Jeffrey Bratberg, PharmD, FAPhA: One of the things that we have done is we have pharmacies that have overdose response protocols. We think there is an overdose in a pharmacy once every single day. I know many of my colleagues and students have saved people in the parking lot and in the bathrooms, just as some have said. I just heard this week that we have lots of overdoses in Rhode Island. We were in the top 10 areas for many years. We are probably going to be in it this year. But at 1 of the major hospitals’ associated primary care clinics, someone overdosed and there was no naloxone, and none of the physicians or nurses or pharmacists carried it. They had to call EMS [emergency medical services] to their primary care clinic. I ask you, do all of you have naloxone, and is all your staff trained to use it? Dr Jeremy Adler is. nodding yes. It’s interesting: They said we’ve got risk assessment and legal involvement. I’m like, this is a no-brainer. All of you are health professionals. You should have had it. My student was walking past a hospital and saw someone having an overdose and a nurse who was walking at the same time, had naloxone, saved the person, got them connected to care.
Theresa Mallick-Searle, MS, RN-BC, ANP-BC: It’s the same sort of public health initiative as CPR [cardiopulmonary resuscitation]. It is going to take more, unfortunately. People do not like to be told what to do at any level, and this needs to be a mandate. We need to work together. I’ve seen the biggest push in terms of the promotion of naloxone for patient safety recently. I’m learning about what these EDs [emergency departments] are doing, and it is a great thing you are doing in New York, but it has really been the pharmacists pushing this. I get patients who come back to clinic and educate me with all that they learned from the pharmacist about the availability of naloxone. It is working together.

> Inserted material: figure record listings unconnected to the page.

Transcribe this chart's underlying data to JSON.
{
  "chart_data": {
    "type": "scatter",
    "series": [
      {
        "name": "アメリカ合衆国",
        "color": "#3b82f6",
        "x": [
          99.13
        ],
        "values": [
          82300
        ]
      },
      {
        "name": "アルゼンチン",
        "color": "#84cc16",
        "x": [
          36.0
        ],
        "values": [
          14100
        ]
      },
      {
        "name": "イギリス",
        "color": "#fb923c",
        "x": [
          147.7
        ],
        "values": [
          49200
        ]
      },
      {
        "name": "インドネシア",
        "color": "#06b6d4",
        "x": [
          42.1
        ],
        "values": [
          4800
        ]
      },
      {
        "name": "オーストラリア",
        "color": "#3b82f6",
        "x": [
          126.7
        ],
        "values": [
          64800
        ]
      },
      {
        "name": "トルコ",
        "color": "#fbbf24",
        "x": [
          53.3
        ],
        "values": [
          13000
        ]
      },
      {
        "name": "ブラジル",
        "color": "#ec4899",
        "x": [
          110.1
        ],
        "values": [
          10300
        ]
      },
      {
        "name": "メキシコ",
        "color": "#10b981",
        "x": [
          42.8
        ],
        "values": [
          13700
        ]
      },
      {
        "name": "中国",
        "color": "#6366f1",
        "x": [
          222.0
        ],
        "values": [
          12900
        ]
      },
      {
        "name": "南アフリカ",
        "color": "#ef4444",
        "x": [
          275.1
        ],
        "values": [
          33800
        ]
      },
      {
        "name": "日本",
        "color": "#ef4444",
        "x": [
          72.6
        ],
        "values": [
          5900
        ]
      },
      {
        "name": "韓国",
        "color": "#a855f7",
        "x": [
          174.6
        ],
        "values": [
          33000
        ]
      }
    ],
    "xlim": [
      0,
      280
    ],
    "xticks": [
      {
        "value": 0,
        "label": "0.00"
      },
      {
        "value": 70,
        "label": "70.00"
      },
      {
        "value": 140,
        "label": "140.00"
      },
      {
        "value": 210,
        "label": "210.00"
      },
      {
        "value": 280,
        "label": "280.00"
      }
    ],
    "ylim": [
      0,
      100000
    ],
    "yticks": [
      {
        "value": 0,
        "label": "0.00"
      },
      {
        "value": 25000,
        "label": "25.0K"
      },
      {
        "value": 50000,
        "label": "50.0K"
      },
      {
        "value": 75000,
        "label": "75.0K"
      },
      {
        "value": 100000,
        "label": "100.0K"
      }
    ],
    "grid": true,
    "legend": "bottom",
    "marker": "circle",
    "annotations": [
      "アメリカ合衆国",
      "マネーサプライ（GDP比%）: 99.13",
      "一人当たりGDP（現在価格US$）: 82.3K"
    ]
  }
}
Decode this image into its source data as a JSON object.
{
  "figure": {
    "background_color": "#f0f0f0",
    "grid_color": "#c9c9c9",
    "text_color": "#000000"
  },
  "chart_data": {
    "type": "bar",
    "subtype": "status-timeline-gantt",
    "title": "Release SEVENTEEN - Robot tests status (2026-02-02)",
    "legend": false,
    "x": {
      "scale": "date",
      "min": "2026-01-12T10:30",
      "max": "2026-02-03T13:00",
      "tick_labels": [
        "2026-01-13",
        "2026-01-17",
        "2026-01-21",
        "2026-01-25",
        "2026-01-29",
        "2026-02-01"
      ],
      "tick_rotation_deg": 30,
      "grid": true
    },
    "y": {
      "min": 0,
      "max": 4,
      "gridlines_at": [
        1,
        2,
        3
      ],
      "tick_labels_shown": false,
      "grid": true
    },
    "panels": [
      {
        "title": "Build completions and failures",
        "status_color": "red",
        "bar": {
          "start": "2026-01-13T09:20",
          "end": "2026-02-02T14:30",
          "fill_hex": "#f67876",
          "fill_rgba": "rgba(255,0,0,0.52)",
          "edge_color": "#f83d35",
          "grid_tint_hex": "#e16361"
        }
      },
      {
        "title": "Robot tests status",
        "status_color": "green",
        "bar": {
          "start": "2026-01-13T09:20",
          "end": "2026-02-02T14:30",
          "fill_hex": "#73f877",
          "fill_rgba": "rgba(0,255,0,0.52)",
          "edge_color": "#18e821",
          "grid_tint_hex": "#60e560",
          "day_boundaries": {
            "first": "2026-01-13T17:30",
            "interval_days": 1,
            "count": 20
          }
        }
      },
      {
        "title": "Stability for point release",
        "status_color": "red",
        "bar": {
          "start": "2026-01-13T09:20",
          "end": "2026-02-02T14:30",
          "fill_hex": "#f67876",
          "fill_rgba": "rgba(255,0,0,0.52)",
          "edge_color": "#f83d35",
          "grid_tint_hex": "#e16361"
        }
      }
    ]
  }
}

Peter Salgo, MD: Your analogy is apt. A few years ago, it was, “Let’s get defibrillators everywhere.” A defibrillator, I must tell you, in an unexpected location, saved the life of my best friend who went down with VFib [ventricular fibrillation]. It is so much easier to do naloxone; it is silly. To involve lawyers with a drug that has no real downside, no adverse effect, and has only an upside just seems to be saying: It is cheap, it is available, it works, and it saves lives. So what am I missing here?